Recently the former Governor of California fulfilled one of his life-long dreams; buying a tank. Or in his words, “Owning my own fucking tank!” Personally, I could not be more terrified with this news. I mean Arnold is a scary guy by himself, but now he’s cruising around LA in his very own killing machine. I mean this is the guy that killed Predator with basically nothing. Imagine what he could do with one of these bad boys. That has to put him on some sort of watch list or something.
Luckily, Arnold seems to have nothing but good intentions for his new toy. With a stroke of brilliance, and maybe a little insanity, the Terminator decided to use his tank for charity. And no, not as a scare tactic. For a mere $10 you can enter for a chance to fuck shit up with the Govenator’s tank. If that doesn’t get you rock hard, I don’t know what will. Win the contest, and you and your friend will be flown out to LA for an all expenses payed day with the man himself, where you’ll have oodles of fun with one of Hollywoods biggest and most foreign stars. Activities include shattering your self-confidence by working out with the Austrian Oak, smoking stogies (presumably Cuban because he’s rich so, fuck it, right?), and the icing on the cake, crushing whatever the fuck you want in the Govenator’s crushinator.
That was a terrible joke…
Anyways, if you’re lucky enough to win this contest, choosing what to crush can be a difficult choice.
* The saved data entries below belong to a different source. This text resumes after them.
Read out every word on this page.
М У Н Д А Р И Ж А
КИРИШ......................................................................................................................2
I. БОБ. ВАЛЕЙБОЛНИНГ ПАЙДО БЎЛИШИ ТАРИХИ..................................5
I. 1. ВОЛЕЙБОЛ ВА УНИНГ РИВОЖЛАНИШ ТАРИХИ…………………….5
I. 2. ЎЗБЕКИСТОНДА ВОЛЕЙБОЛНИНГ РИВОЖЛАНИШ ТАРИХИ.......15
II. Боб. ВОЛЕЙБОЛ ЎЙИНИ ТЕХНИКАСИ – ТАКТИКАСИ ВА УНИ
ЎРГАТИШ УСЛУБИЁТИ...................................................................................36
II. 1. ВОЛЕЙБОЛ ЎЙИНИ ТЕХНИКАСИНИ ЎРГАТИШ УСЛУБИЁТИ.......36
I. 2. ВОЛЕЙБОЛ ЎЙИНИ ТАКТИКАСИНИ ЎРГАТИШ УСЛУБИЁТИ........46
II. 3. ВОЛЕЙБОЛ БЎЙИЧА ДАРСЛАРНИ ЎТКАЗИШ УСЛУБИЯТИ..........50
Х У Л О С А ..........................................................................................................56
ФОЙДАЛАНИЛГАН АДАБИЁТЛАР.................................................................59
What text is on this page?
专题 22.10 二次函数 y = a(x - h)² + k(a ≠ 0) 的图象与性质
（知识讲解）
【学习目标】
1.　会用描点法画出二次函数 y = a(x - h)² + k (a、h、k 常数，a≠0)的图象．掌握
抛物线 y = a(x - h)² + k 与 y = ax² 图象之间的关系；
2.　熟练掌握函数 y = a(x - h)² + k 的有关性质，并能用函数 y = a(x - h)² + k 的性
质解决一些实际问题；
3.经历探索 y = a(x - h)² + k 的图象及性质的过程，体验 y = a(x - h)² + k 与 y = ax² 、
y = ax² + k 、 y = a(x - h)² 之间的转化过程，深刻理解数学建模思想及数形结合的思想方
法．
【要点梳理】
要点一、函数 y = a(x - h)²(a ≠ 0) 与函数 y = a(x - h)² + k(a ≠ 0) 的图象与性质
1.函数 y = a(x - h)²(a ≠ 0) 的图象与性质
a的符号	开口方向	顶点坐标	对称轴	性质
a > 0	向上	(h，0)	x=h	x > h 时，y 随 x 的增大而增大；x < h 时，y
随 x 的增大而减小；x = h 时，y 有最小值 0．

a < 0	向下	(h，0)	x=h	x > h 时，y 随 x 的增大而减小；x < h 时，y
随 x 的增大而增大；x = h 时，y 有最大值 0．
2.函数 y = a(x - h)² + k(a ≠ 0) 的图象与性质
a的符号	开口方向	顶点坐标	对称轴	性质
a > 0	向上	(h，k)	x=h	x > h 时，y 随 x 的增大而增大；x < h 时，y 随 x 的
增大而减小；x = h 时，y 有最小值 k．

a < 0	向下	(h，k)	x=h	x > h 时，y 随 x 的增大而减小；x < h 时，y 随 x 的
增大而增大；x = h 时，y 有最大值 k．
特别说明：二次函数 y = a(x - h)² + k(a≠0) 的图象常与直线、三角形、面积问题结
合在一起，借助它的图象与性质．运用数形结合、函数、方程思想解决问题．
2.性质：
I mean, there are so many things that a full scale tank is capable of crushing. Luckily, Arnold’s video gives a few examples of the types of things that can have their day ruined for your entertainment. Things like a piano, a giant egg, a taxi cab, a table full of birthday cakes past, and my personal favorite, an industrial sized roll of bubble wrap. It really shows a softer side to the beast of a man that is Arnold Schwarzenegger. If it were me, I’d crush the one thing I hate more than anything in this world; a smart car. I mean who the fuck would drive one of those things? Sure their good on milage, and better for the environment and all that shit, but come on. Not worth it. But regardless of what is to be crushed, it’s sure to be a great time full of destruction and eastern European accents.